EmTech explores the concepts and convergent interdisciplinary effects of emergence on design and production, and seeks to develop creative inputs to new architectural design processes. Seminars and a core studio familiarise students with EmTech computational processes, their associated conceptual fields and their application to architectural design research. The culminating design thesis derives from this coursework.
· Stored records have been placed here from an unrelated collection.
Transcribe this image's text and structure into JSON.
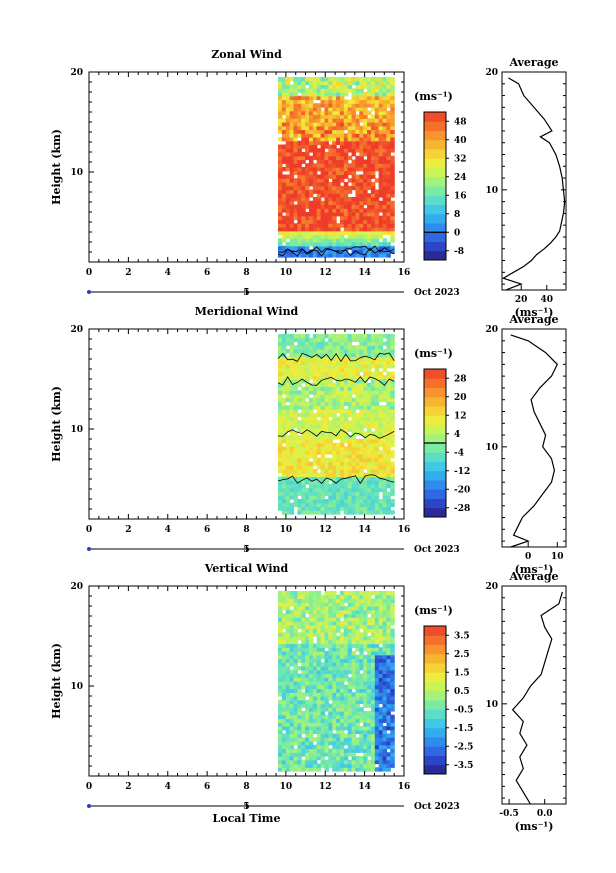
{
  "chart_data": [
    {
      "type": "heatmap",
      "title": "Zonal Wind",
      "ylabel": "Height (km)",
      "xlim": [
        0,
        16
      ],
      "ylim": [
        1,
        20
      ],
      "x_ticks": [
        "0",
        "2",
        "4",
        "6",
        "8",
        "10",
        "12",
        "14",
        "16"
      ],
      "y_ticks": [
        "10",
        "20"
      ],
      "data_x_range": [
        9.6,
        15.5
      ],
      "colorbar": {
        "unit": "(ms⁻¹)",
        "ticks": [
          "48",
          "40",
          "32",
          "24",
          "16",
          "8",
          "0",
          "-8"
        ],
        "range": [
          -12,
          52
        ],
        "contour_level": 0
      },
      "date_label": "Oct 2023",
      "day_tick": "5",
      "profile": {
        "title": "Average",
        "y_ticks": [
          "10",
          "20"
        ],
        "x_ticks": [
          "20",
          "40"
        ],
        "xlim": [
          5,
          55
        ],
        "xlabel": "(ms⁻¹)",
        "heights": [
          1.5,
          2,
          2.5,
          3,
          3.5,
          4,
          4.5,
          5,
          5.5,
          6,
          6.5,
          7,
          8,
          9,
          10,
          11,
          12,
          13,
          14,
          14.5,
          15,
          16,
          17,
          18,
          19,
          19.5
        ],
        "values": [
          8,
          20,
          6,
          14,
          22,
          28,
          32,
          38,
          43,
          47,
          50,
          51,
          53,
          54,
          53,
          52,
          50,
          47,
          42,
          35,
          44,
          38,
          30,
          22,
          18,
          10
        ]
      }
    },
    {
      "type": "heatmap",
      "title": "Meridional Wind",
      "ylabel": "Height (km)",
      "xlim": [
        0,
        16
      ],
      "ylim": [
        1,
        20
      ],
      "x_ticks": [
        "0",
        "2",
        "4",
        "6",
        "8",
        "10",
        "12",
        "14",
        "16"
      ],
      "y_ticks": [
        "10",
        "20"
      ],
      "data_x_range": [
        9.6,
        15.5
      ],
      "colorbar": {
        "unit": "(ms⁻¹)",
        "ticks": [
          "28",
          "20",
          "12",
          "4",
          "-4",
          "-12",
          "-20",
          "-28"
        ],
        "range": [
          -32,
          32
        ],
        "contour_level": 0
      },
      "date_label": "Oct 2023",
      "day_tick": "5",
      "profile": {
        "title": "Average",
        "y_ticks": [
          "10",
          "20"
        ],
        "x_ticks": [
          "0",
          "10"
        ],
        "xlim": [
          -9,
          13
        ],
        "xlabel": "(ms⁻¹)",
        "heights": [
          1.5,
          2,
          2.5,
          3,
          4,
          5,
          6,
          7,
          8,
          9,
          10,
          11,
          12,
          13,
          14,
          15,
          16,
          17,
          18,
          19,
          19.5
        ],
        "values": [
          -6,
          0,
          -5,
          -4,
          -2,
          2,
          5,
          8,
          9,
          8,
          5,
          6,
          4,
          2,
          1,
          4,
          8,
          10,
          6,
          0,
          -6
        ]
      }
    },
    {
      "type": "heatmap",
      "title": "Vertical Wind",
      "ylabel": "Height (km)",
      "xlabel": "Local Time",
      "xlim": [
        0,
        16
      ],
      "ylim": [
        1,
        20
      ],
      "x_ticks": [
        "0",
        "2",
        "4",
        "6",
        "8",
        "10",
        "12",
        "14",
        "16"
      ],
      "y_ticks": [
        "10",
        "20"
      ],
      "data_x_range": [
        9.6,
        15.5
      ],
      "colorbar": {
        "unit": "(ms⁻¹)",
        "ticks": [
          "3.5",
          "2.5",
          "1.5",
          "0.5",
          "-0.5",
          "-1.5",
          "-2.5",
          "-3.5"
        ],
        "range": [
          -4,
          4
        ]
      },
      "date_label": "Oct 2023",
      "day_tick": "5",
      "profile": {
        "title": "Average",
        "y_ticks": [
          "10",
          "20"
        ],
        "x_ticks": [
          "-0.5",
          "0.0"
        ],
        "xlim": [
          -0.6,
          0.3
        ],
        "xlabel": "(ms⁻¹)",
        "heights": [
          1.5,
          2.5,
          3.5,
          4.5,
          5.5,
          6.5,
          7.5,
          8.5,
          9.5,
          10.5,
          11.5,
          12.5,
          13.5,
          14.5,
          15.5,
          16.5,
          17.5,
          18.5,
          19.5
        ],
        "values": [
          -0.2,
          -0.3,
          -0.4,
          -0.3,
          -0.35,
          -0.25,
          -0.35,
          -0.3,
          -0.45,
          -0.3,
          -0.2,
          -0.05,
          0.0,
          0.05,
          0.1,
          0.0,
          -0.05,
          0.2,
          0.25
        ]
      }
    }
  ]
}
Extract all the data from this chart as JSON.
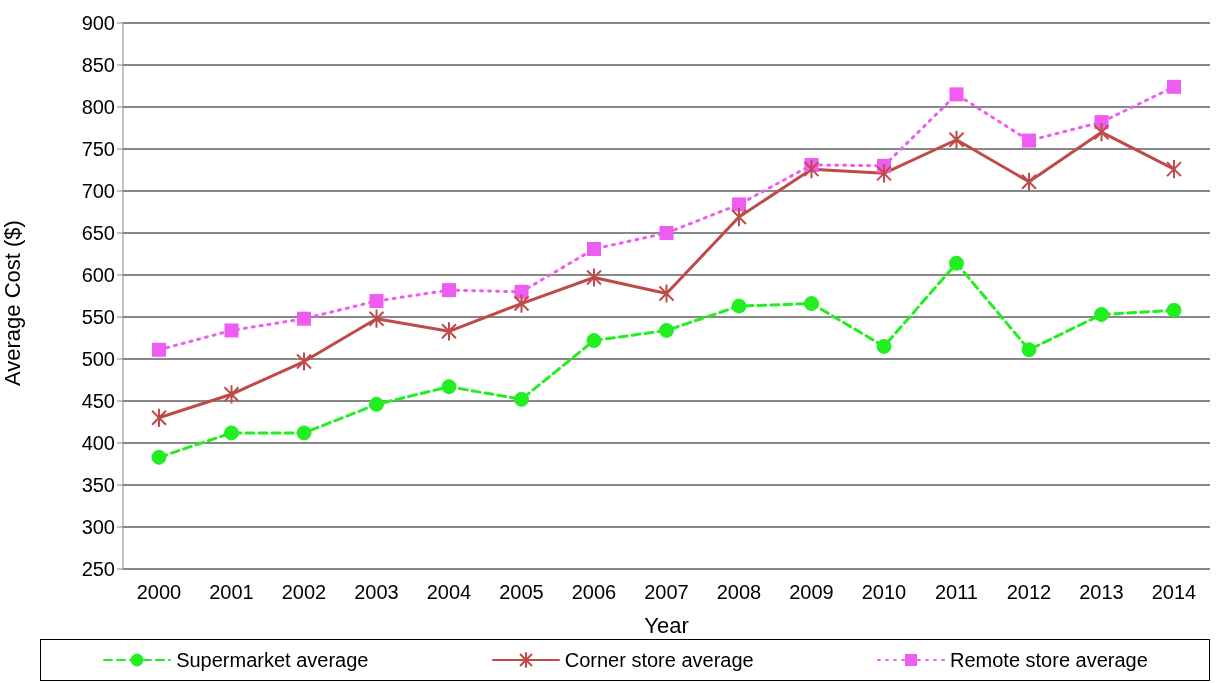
{
  "chart_data": {
    "type": "line",
    "xlabel": "Year",
    "ylabel": "Average Cost ($)",
    "categories": [
      "2000",
      "2001",
      "2002",
      "2003",
      "2004",
      "2005",
      "2006",
      "2007",
      "2008",
      "2009",
      "2010",
      "2011",
      "2012",
      "2013",
      "2014"
    ],
    "series": [
      {
        "name": "Supermarket average",
        "color": "#22ee22",
        "marker": "circle",
        "line_style": "dashed",
        "values": [
          383,
          412,
          412,
          446,
          467,
          452,
          522,
          534,
          563,
          566,
          515,
          614,
          511,
          553,
          558
        ]
      },
      {
        "name": "Corner store average",
        "color": "#be4b48",
        "marker": "cross",
        "line_style": "solid",
        "values": [
          430,
          458,
          497,
          548,
          533,
          566,
          597,
          578,
          669,
          726,
          721,
          761,
          711,
          770,
          726
        ]
      },
      {
        "name": "Remote store average",
        "color": "#ee5cf2",
        "marker": "square",
        "line_style": "dotted",
        "values": [
          511,
          534,
          548,
          569,
          582,
          580,
          631,
          650,
          684,
          731,
          730,
          815,
          760,
          782,
          824
        ]
      }
    ],
    "ylim": [
      250,
      900
    ],
    "yticks": [
      250,
      300,
      350,
      400,
      450,
      500,
      550,
      600,
      650,
      700,
      750,
      800,
      850,
      900
    ],
    "grid": "y",
    "legend": "bottom"
  }
}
The theoretical context of EmTech, encompassing its origins, conceptual structures, instruments and practice is explored in relation to contemporary architectural discourse. The philosophy of emergence forms the logic and processes of evolutionary computation; the application to architectural design focuses on genetic algorithms for structural form-finding and generative design. Emergence is also a central concept of biomimetics, in which biological structures are analysed and understood as self-organised material hierarchies achieved by bottom-up processes – from these structures, properties and performances emerge. Emergent behaviours are also demonstrated by the culture of production at large, a dynamic interaction of diverse forces that follow local rules rather than instructions imposed from above. Larger coherent patterns or ‘macrobehaviours’ are discernible, arising from material productions that are localised by author, time and geography.
The design research studio enables students to further develop the themes of the course, in three main fields: Active Material Systems with Advanced Fabrication; Natural Ecological Systems Design (currently focused on shorelines and deltas); and Urban Ecological Design (focused on algorithmic design for energetic models of new cities in emergent biomes).